Dr. Stefan Rüdisühli

Dr. Stefan Rüdisühli

Staff of Professorship for Atmospheric Circulation

ETH Zürich

Center f. Climate Systems Modeling

CHN M 11

Universitätstrasse 16

8092 Zürich

Switzerland

Additional information

Additional information

My main interests are in extratropical weather systems and their analysis in high-resolution simulation data. Specifically, I am investigating fronts and precipitation over Europe, and how they relate to each other.

Tracked fronts for storm Lancelot (animation)
Animation of tracked fronts for winter storm Lancelot, January 19-21 2007. (Left) Synoptic situation with total cloud cover (grey-white) overlaid with Z850 (contours) and hourly precipitation (colors). (Right) Tracked fronts colored with front velocity with red/blue indicating warm/cold frontal character (colorbar missing). Front outlines are colored with total track duration in hours (colorbar). Circular black outlines indicate raw cyclone features.

A decade of European weather at 2.2 km

My PhD project is part of the interdisciplinary project crCLIM, whose goal is to run decade-long convection-resolving (2.2. km) simulations over Europe using the COSMO modelcall_made on GPUs, with most analysis conducted on-the-fly to avoid immense amounts of data output. I am analyzing weather phenomena such as fronts and precipitation in these simulations from a feature-based perspective, in order to create deade-long high-resolution climatologies.

Precipitation

To investigate precipitation events, I track surface precipitation features over time (see below). Attribution to fronts (see below) allows me to distinguish frontal and nonfrontal precipitation. As a first result, the following figure shows diurnal cycle composites of precipitation anomalies. Nonfrontal precipitation shows a diurnal cycle with prominent maxima over the continents in the afternoon and evening, and weaker maxima over the oceans during the night. The frontal precipitation composites show no diurnal cycle, which validates our attribution technique.
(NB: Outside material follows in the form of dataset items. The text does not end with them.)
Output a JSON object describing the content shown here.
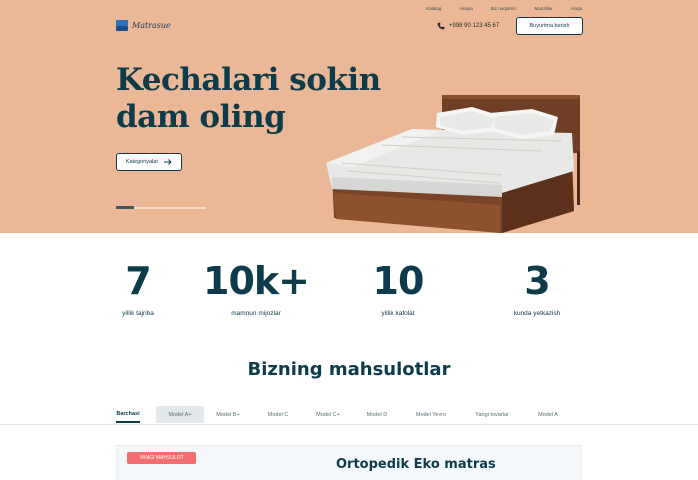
{
  "brand": {
    "name": "Matrasue"
  },
  "topnav": [
    "Katalog",
    "Aksiya",
    "Biz nuqtamiz",
    "Manzillar",
    "Aloqa"
  ],
  "header": {
    "phone": "+998 90 123 45 67",
    "order_button": "Buyurtma berish"
  },
  "hero": {
    "title_line1": "Kechalari sokin",
    "title_line2": "dam oling",
    "categories_button": "Kategoriyalar",
    "slider_position": 0.2
  },
  "stats": [
    {
      "value": "7",
      "label": "yillik tajriba"
    },
    {
      "value": "10k+",
      "label": "mamnun mijozlar"
    },
    {
      "value": "10",
      "label": "yillik kafolat"
    },
    {
      "value": "3",
      "label": "kunda yetkazish"
    }
  ],
  "products": {
    "title": "Bizning mahsulotlar",
    "tabs": [
      "Barchasi",
      "Model A+",
      "Model B+",
      "Model C",
      "Model C+",
      "Model D",
      "Model Yevro",
      "Yangi tovarlar",
      "Model A"
    ],
    "active_tab": "Barchasi"
  },
  "featured": {
    "badge": "YANGI MAHSULOT",
    "title": "Ortopedik Eko matras"
  },
  "colors": {
    "hero_bg": "#eab896",
    "primary": "#0d3b4a",
    "badge": "#f26d6d"
  },
  "icons": [
    "phone-icon",
    "arrow-right-icon",
    "logo-icon"
  ]
}
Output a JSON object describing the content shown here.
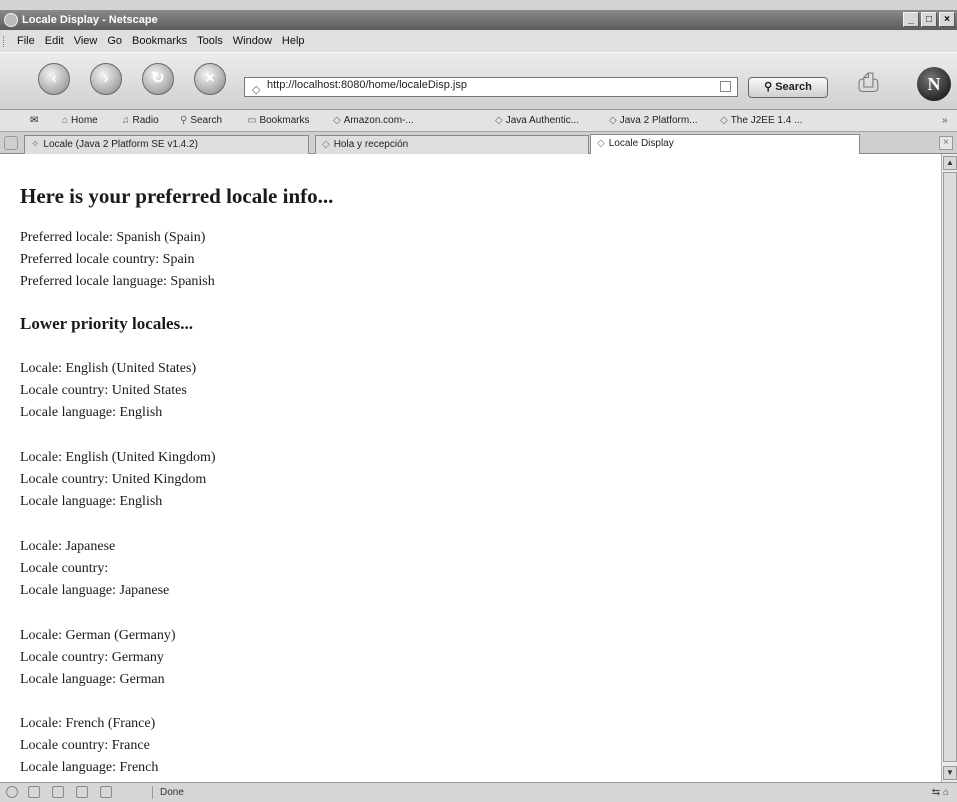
{
  "window": {
    "title": "Locale Display - Netscape"
  },
  "menu": [
    "File",
    "Edit",
    "View",
    "Go",
    "Bookmarks",
    "Tools",
    "Window",
    "Help"
  ],
  "nav": {
    "url": "http://localhost:8080/home/localeDisp.jsp",
    "search_label": "Search"
  },
  "personal_toolbar": [
    "Home",
    "Radio",
    "Search",
    "Bookmarks",
    "Amazon.com-...",
    "Java Authentic...",
    "Java 2 Platform...",
    "The J2EE 1.4 ..."
  ],
  "tabs": [
    {
      "label": "Locale (Java 2 Platform SE v1.4.2)"
    },
    {
      "label": "Hola y recepción"
    },
    {
      "label": "Locale Display"
    }
  ],
  "page": {
    "heading": "Here is your preferred locale info...",
    "preferred": [
      "Preferred locale: Spanish (Spain)",
      "Preferred locale country: Spain",
      "Preferred locale language: Spanish"
    ],
    "subheading": "Lower priority locales...",
    "locales": [
      [
        "Locale: English (United States)",
        "Locale country: United States",
        "Locale language: English"
      ],
      [
        "Locale: English (United Kingdom)",
        "Locale country: United Kingdom",
        "Locale language: English"
      ],
      [
        "Locale: Japanese",
        "Locale country:",
        "Locale language: Japanese"
      ],
      [
        "Locale: German (Germany)",
        "Locale country: Germany",
        "Locale language: German"
      ],
      [
        "Locale: French (France)",
        "Locale country: France",
        "Locale language: French"
      ]
    ]
  },
  "status": {
    "text": "Done"
  }
}
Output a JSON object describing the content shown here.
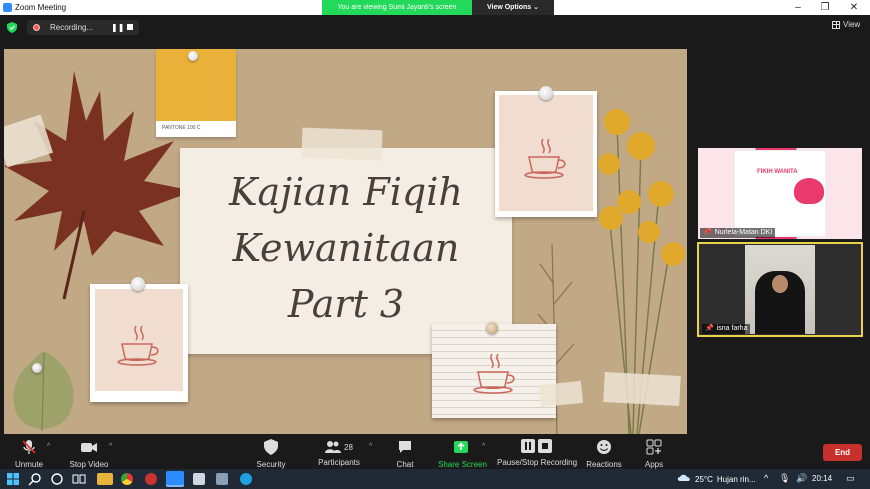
{
  "window": {
    "title": "Zoom Meeting"
  },
  "banner": {
    "message": "You are viewing Sumi Jayanti's screen",
    "options_label": "View Options"
  },
  "recording": {
    "label": "Recording..."
  },
  "view_button": {
    "label": "View"
  },
  "slide": {
    "title_line1": "Kajian Fiqih",
    "title_line2": "Kewanitaan",
    "title_line3": "Part 3",
    "pantone_label": "PANTONE 100 C"
  },
  "participants_tiles": [
    {
      "name": "Nurlela-Matan DKI",
      "poster_title": "FIKIH WANITA"
    },
    {
      "name": "isna farha"
    }
  ],
  "controls": {
    "unmute": "Unmute",
    "stop_video": "Stop Video",
    "security": "Security",
    "participants": "Participants",
    "participants_count": "28",
    "chat": "Chat",
    "share_screen": "Share Screen",
    "pause_stop_recording": "Pause/Stop Recording",
    "reactions": "Reactions",
    "apps": "Apps",
    "end": "End"
  },
  "taskbar": {
    "temperature": "25°C",
    "weather": "Hujan rin...",
    "time": "20:14"
  },
  "colors": {
    "share_green": "#23d959",
    "end_red": "#c8302e",
    "active_speaker_border": "#e8d34a",
    "zoom_blue": "#2d8cff"
  }
}
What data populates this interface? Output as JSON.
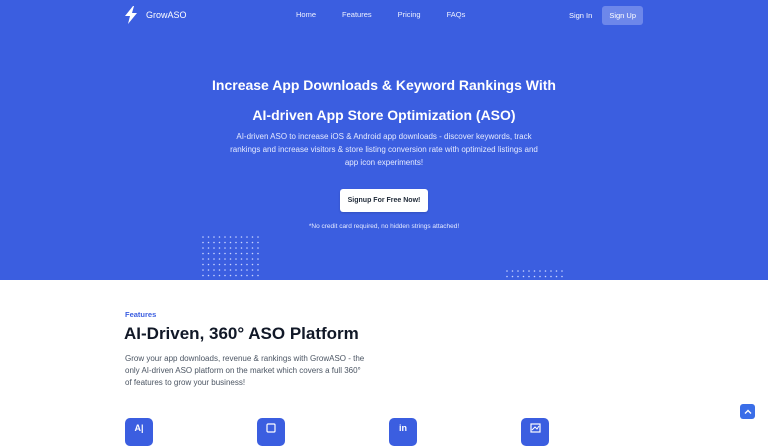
{
  "header": {
    "brand": "GrowASO",
    "nav": [
      "Home",
      "Features",
      "Pricing",
      "FAQs"
    ],
    "signin_label": "Sign In",
    "signup_label": "Sign Up"
  },
  "hero": {
    "title_line1": "Increase App Downloads & Keyword Rankings With",
    "title_line2": "AI-driven App Store Optimization (ASO)",
    "description": "AI-driven ASO to increase iOS & Android app downloads - discover keywords, track rankings and increase visitors & store listing conversion rate with optimized listings and app icon experiments!",
    "cta_label": "Signup For Free Now!",
    "note": "*No credit card required, no hidden strings attached!"
  },
  "features": {
    "label": "Features",
    "title": "AI-Driven, 360° ASO Platform",
    "description": "Grow your app downloads, revenue & rankings with GrowASO - the only AI-driven ASO platform on the market which covers a full 360° of features to grow your business!",
    "icons": [
      "ai-icon",
      "listing-icon",
      "linkedin-style-icon",
      "chart-icon"
    ]
  },
  "colors": {
    "hero_bg": "#3b5ee0",
    "accent": "#3b5ee0"
  },
  "icons": {
    "logo": "lightning-bolt-icon",
    "scroll_top": "chevron-up-icon"
  }
}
Composites of (top) nonfrontal and (bottom) frontal precipitation anomalies above baseline in log10(mm/hr/month) for the 6 hourly windows (left to right) 00-05, 06-11, 12-17, and 18-23 UTC for the year 2007.

Fronts

To automatically detect fronts fronts, I first apply an established method based on ∇θe (Jenkner et al. 2010) to obtain raw front fields, to which I subsequently apply feature tracking (see below). Track analysis then allows me to distinguish between meso-/synoptic-scale fronts, in which I am interested, and near-surface ∇θe structures that develop near orography or convective cells due to the high model resolution.

Feature tracking

To obtain information about the temporal development of features, I track them, which involves following them through time and space. Due to the high temporal and spatial resolution of our simulation, features change little in position and size between consecutive analysis timesteps. This allows me to base our purely diagnostic tracking algorithm on a relatively simple combination of overlap and size criteria. To account for interactions of multiple features, the algorithm support mergings and splittings. The main components of a feature track are illustrated in the following schematic.

Components of a feature track that contains multiple branchings, each of which involves one parent (red) and multiple child features (green). Branchings pointing backward/forward in time are denoted mergings/splittings.